Par jugement du 14 mai 2024, le tribunal judiciaire d'Ajaccio a :

« DÉBOUTÉ M. [E] [X] de sa demande de sursis à statuer,

CONDAMNE M. [E] [X] et M. [J] [X] à payer au syndicat des copropriétaires de l'ensemble immobilier dénommé Résidence [9], les sommes de :

- 12 918,50 € au titre des charges et appels de fonds non honorés au18 octobre 2.023 au titre des lots 435, 18, 304 et 399,

- 7 442,97 € au titre des charges et appels de fonds non honorés au 26 novembre 2023 au titre des lots 482, 14 et 372.

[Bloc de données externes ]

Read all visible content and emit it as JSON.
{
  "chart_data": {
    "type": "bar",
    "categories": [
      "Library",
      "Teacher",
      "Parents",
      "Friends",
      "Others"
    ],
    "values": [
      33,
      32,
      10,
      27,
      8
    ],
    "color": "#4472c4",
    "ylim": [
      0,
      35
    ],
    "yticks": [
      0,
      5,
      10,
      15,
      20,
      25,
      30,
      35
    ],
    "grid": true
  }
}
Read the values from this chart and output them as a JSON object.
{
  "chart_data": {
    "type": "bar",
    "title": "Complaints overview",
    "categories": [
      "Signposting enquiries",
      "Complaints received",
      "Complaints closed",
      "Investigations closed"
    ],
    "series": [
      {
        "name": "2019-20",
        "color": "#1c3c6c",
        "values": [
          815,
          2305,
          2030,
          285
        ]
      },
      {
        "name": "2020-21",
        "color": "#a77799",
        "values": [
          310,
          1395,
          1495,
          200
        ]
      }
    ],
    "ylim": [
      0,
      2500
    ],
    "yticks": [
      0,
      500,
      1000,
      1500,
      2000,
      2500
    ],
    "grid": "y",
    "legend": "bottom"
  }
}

DIT que ces sommes porteront intérêts au taux légal à compter de l'assignation,

DIT que les intérêts dus au moins pour une année entière à compter de la présente décision

produiront intérêts,

REJETÉ la demande de dommages et intérêts,

REJETÉ la demande au titre des frais d'huissier formulée par le syndicat des copropriétaires de l'ensemble immobilier dénommé Résidence [9],

CONDAMNÉ M. [E] [X] et M. [J] [X] à payer au syndicat des copropriétaires de l'ensemble immobilier dénommé Résidence [9] la somme de 1 000 € au titre de l'article 700 du Code de procédure civile,

CONDAMNÉ M. [E] [X] et M. [J] [X] aux dépens de l'instance,

ORDONNÉ que les frais afférents de la présente instance soient exclusivement mis la charge de M. [E] [X] et M. [J] [X] conformément aux dispositions de l'article 10-1 de la loi du 10 juillet 1965 ;

RAPPELÉ que la présente décision bénéficie de l'exécution provisoire ».

Par déclaration du 11 juin 2024, M. [E] [X] a interjeté appel du jugement prononcé par le tribunal judiciaire d'Ajaccio en ce qu'il a :

« débouté Monsieur [E] [X] de sa demande de sursis à statuer,

condamné Monsieur [E] [X] et Monsieur [J] [X] à payer au syndicat des copropriétaires de l'ensemble immobilier dénommée Résidence [9] les sommes de 12 918.50 Euros au titre des charges et appels de fonds non honorés au 18/10/2023 au titre des lots 435.18.304 et 399, les sommes de 7 442.97 Euros au titre

des charges et appels de fonds non honorés au 20/11/2023 au titre des lots 482.14 et 372,

dit que ces sommes porteront intérêts au taux légal à compter de l'assignation, disent que les intérêts dus au moins pour une année entière à compter de la présente décision produiront intérêts, rejettent la demande de dommages et intérêts,

condamné Monsieur [X] [E] et [J] [X] à payer au syndicat des copropriétaires la somme de 1 000 Euros au titre de l'article 700 du cpc,

condamné Monsieur [X] [E] et [J] [X] aux entiers dépens,

ordonné que les frais afférents à la présente instance soient exclusivement mis à la charge de Monsieur [X] [E] et [J] ».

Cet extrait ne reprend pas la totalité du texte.